His patriotic lyricism present in Exortação da Guerra (Exhortation of the War), Auto da Fama (Auto of the Fame) or Cortes de Júpiter (Courts of Jupiter), doesn't limit itself to glorify, in a epic and proud style, the nationality: it is in fact, critical and ethically concerned, mainly in what concerns the vices born with the new economic reality, with the commerce with the East (Auto da Índia (Auto of Índia)) (see: Portuguese Empire).
Philosophical elements in the Vicentine works
The works of Gil Vicente give us a vision of the world that would look similar and would make position as a personal perspective of Platonic idealism: there are two worlds - the "First World", of the serenity and divine love, that leads to inner peace, quietness and "resplendent glory", as his letter to John III of Portugal tells; In Vicente's work, these two world are reflected in a variety of themes: in one hand, the world of the human flaws and their caricatures, without much concern with the actual or historical truth. Many authors criticize Gil Vicente's anachronisms and narration flaws (gaffes), but, for someone who considered the world a false place, those would be just some more, with no importance, not damaging the message he intended to express.
Without the characteristics of Manichaeism, which are present in theatrical plays that defend a determined vision of the world, there is, actually, a presence of a strong contrast in the scenical elements used by Gil Vicente: the light against the shadow, not in a fearce fight, but in almost friendly neighbouring. Christmas eve becomes the perfect image that congregates Gil Vicente's cosmic conception: the great darkness borders the divine glory of maternity, birth, forgiveness, serenity and good will – but without the darkness, what would be of clarity?
Legacy
Gil Vicente's work does not confine itself to theatre, reaching also poetry. Various composers worked on poems by Gil Vicente, in the form of lied (mainly some translations to German by Emanuel van Geibel), like Max Bruch or Robert Schumann, showing the universal character of his work
His issue, Paula and Luís Vicente, were responsible for the first edition of his complete work. Only in the 19th century Vicente's work would be rediscovered, with the third edition in 1834, in Hamburg, by Barreto Feio.
Morality plays
In his morality plays, Gil Vicente shows mastery of this ancient form.

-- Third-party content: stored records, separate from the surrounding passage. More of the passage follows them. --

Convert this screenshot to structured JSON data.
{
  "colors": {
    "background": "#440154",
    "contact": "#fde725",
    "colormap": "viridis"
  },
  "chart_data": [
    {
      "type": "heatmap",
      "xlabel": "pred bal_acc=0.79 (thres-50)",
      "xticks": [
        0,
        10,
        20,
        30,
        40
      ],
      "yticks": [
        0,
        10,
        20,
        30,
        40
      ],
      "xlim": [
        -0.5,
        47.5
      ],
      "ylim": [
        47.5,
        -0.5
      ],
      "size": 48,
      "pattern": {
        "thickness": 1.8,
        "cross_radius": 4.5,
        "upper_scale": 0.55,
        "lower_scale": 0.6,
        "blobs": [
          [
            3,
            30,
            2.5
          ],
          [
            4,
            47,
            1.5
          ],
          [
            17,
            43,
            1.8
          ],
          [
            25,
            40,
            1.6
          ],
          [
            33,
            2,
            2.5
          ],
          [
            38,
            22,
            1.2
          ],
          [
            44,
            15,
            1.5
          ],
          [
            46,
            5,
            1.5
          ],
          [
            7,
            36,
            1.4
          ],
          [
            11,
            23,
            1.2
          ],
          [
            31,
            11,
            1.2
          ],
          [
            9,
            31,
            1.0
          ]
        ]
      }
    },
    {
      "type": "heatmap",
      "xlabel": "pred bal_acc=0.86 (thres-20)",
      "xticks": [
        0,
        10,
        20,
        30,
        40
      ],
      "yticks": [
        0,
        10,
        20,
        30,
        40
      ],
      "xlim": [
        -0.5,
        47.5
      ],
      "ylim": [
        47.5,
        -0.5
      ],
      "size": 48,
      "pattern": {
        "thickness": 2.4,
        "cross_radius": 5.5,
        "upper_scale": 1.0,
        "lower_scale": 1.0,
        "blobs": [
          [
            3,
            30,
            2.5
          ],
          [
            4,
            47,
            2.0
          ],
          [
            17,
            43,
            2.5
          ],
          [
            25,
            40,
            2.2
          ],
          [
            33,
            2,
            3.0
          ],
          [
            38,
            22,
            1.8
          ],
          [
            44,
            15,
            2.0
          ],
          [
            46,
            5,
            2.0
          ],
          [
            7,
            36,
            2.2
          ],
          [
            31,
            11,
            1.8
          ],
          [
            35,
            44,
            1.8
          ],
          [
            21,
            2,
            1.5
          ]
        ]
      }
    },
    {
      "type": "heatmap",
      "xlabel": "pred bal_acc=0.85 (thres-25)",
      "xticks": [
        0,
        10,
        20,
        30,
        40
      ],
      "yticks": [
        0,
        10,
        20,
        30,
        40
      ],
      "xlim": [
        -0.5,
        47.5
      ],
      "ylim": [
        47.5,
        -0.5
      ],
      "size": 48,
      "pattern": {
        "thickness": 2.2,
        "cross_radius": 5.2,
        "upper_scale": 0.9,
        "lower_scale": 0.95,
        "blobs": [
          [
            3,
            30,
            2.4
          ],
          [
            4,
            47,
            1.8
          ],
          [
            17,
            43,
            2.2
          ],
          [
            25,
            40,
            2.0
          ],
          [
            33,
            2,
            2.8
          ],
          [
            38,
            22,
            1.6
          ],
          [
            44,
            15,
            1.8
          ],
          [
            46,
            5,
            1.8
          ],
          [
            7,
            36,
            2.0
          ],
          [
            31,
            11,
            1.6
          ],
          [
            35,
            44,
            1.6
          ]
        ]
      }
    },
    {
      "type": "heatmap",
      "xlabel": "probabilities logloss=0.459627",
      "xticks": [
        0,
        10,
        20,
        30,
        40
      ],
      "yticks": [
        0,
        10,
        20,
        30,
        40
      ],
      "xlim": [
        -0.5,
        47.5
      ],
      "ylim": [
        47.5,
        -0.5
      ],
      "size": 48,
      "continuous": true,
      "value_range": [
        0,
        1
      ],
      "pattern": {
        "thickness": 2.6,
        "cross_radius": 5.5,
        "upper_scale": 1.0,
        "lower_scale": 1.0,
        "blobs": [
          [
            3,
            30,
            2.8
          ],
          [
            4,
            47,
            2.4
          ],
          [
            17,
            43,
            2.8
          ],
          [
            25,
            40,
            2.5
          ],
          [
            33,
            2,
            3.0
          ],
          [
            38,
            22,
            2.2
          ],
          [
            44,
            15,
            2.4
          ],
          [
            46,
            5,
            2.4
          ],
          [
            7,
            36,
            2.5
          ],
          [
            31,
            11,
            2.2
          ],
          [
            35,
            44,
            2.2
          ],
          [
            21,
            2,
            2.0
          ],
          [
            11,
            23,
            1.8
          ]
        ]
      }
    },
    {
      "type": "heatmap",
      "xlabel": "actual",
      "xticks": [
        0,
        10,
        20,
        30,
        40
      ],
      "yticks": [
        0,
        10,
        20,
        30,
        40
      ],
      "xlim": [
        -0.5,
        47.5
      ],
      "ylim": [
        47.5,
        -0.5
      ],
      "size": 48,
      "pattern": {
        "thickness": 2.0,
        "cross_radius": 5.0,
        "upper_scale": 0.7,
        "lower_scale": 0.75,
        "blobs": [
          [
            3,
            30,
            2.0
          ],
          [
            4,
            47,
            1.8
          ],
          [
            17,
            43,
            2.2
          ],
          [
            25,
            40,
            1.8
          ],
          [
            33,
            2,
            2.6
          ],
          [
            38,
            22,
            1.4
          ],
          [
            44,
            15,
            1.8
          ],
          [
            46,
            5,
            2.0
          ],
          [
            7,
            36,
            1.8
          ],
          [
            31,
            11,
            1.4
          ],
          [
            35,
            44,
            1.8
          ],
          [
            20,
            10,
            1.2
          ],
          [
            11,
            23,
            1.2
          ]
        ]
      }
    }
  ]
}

One of his first attempts with this form was the play Auto da Fé (Play of the Soul, 1510).
Gil Vicente's trilogy called the Auto das Barcas is considered one of his finest consisting of Auto da Barca do Inferno (Auto of the Ship of Hell, 1516), Auto da Barca do Purgatório (Auto of the Ship of Purgatory, 1518), and Auto da Barca da Glória (Auto of the Ship of Glory or Heaven, 1519).
Farsas (Farces)
For his farces and comedies, Gil Vicente had only indigenous popular entertainments as a precursor.
One of the characteristics that appear in these farces is his use of special language to separate the racial and social classes in his play.
The staging of these plays used the simplicity of morality plays.
Auto da Índia (Auto of India, 1509) is one of his first comedies and it shows a great deal of confidence. Gil Vicente wrote farces throughout the rest of his life.
Gil Vicente's work in creating new forms such as the farce, and raising the morality play to its apotheosis, created the base upon which Portuguese and Spanish drama would be built.